Global Fashion Agenda, giyim tüketiminin 2030 yılına kadar %63 artacağını tahmin ediyor. Ellen MacArthur Foundation raporu ise giysilerimizi 10 yıl öncesine göre %40 daha az giydiğimizi ve Birleşik Krallık'taki giysilerin %26'sının, sahibi artık istemediği için elden çıkarıldığını gösteriyor.
Fast Fashion olarak tanımlanan Hızlı Moda iş modeli, aşırı tüketimi teşvik ediyor ve çoğunluğu tek lifli malzemelerden yapılmayan ve geri dönüştürülemeyen aşırı atık üretimine yol açıyor. Ellen MacArthur Vakfı'na göre, giysilerin yetersiz kullanımı ve geri dönüşüm eksikliği nedeniyle her yıl 500 milyar dolardan fazla değer kaybediliyor.
BBC Earth'e göre, dünya çapında binlerce farklı kimyasal kullanılarak 100 milyar giysi üretiliyor ve 5 parçadan 3'ü sadece 1 yıl içinde çöplüklere gidiyor. Amerika Birleşik Devletleri'nde, tekstil çöplük atığı 2008'de 11 milyon tonun üzerindeydi. Tüm bu olumsuzlukların yanında olumlu gelişme ise tüketicilerin artan farkındalıkları ve moda ürünleri için daha sürdürülebilir ve etik özelliklere yönelik talepteki artış.
Örneğin Pulse of the Fashion Industry raporu, katılımcıların üçte birinin sorumlu uygulamaları nedeniyle giyim markalarını değiştirdiğini gösteriyor. McKinsey'e göre, tüketicilerin %60'ından fazlası, satın alırken çevresel etkiyi önemli bir faktör olarak görürken, Neilsen'e göre %66'sı sürdürülebilir şekilde üretilmiş ürünler için daha fazla ödemeye istekli.
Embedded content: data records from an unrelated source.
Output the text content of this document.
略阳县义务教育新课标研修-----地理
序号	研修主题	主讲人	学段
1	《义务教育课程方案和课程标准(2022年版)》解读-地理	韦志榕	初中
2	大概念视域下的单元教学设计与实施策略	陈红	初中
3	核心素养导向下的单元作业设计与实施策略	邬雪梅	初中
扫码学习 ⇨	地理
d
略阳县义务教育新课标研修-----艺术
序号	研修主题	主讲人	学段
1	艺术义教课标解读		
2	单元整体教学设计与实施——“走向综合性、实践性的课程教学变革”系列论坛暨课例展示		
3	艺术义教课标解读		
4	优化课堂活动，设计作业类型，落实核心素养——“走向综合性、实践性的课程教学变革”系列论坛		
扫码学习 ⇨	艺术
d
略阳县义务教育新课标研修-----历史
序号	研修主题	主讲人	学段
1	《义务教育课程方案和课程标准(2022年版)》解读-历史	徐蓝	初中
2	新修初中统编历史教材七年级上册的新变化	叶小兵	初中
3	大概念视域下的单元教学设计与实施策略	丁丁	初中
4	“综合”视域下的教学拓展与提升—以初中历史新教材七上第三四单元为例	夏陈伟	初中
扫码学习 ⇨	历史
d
Modada Sürdürülebilirlik ve Döngüsel Ekonomi
Sürdürülebilir moda, giysi, aksesuar ve makyaj malzemelerinin çevreye duyarlı bir şekilde üretilmesini, müşterilere ulaştırılmasını ifade ediyor. Bu yaklaşımın temel hedefi ekosistemi korumak, kirliliği önemli ölçüde azaltmak, geri dönüşüm uygulamalarını teşvik etmek, yeniden kullanım ve daha az tüketim ile doğal kaynakların sorumlu kullanımını sağlamaktır.
Modada sürdürülebilir uygulamalarına örnek olarak biyolojik olarak parçalanabilen kumaşların, geri dönüştürülmüş malzemelerin, ikinci el satın almanın veya eko ambalajların kullanılması verilebilir. Bir diğer önemli nokta ise sürdürülebilirlik için, bu uygulamaların tasarımdan üretime, paketlemeden ve dağıtıma kadar üretimin tüm aşamalarına dahil edilmesini gerektirir. Gelişen teknoloji bu uygulamaları hayata geçirmede moda sektörüne en büyük desteği vermekte.
Döngüsel ekonomi yaklaşımı da modada teknolojinin desteği ile uygulanabilir. Döngüsel ekonomi konsepti, malzeme ve ürünleri mümkün olduğunca uzun süre kullanımda tutarak ürün ve üretim sisteminden atık tasarlamayı amaçlar. Bu uygulama yenilenebilir malzemeleri dahil ederek ve eski kıyafetleri yenileriyle geri dönüştürerek gerçekleştirilir.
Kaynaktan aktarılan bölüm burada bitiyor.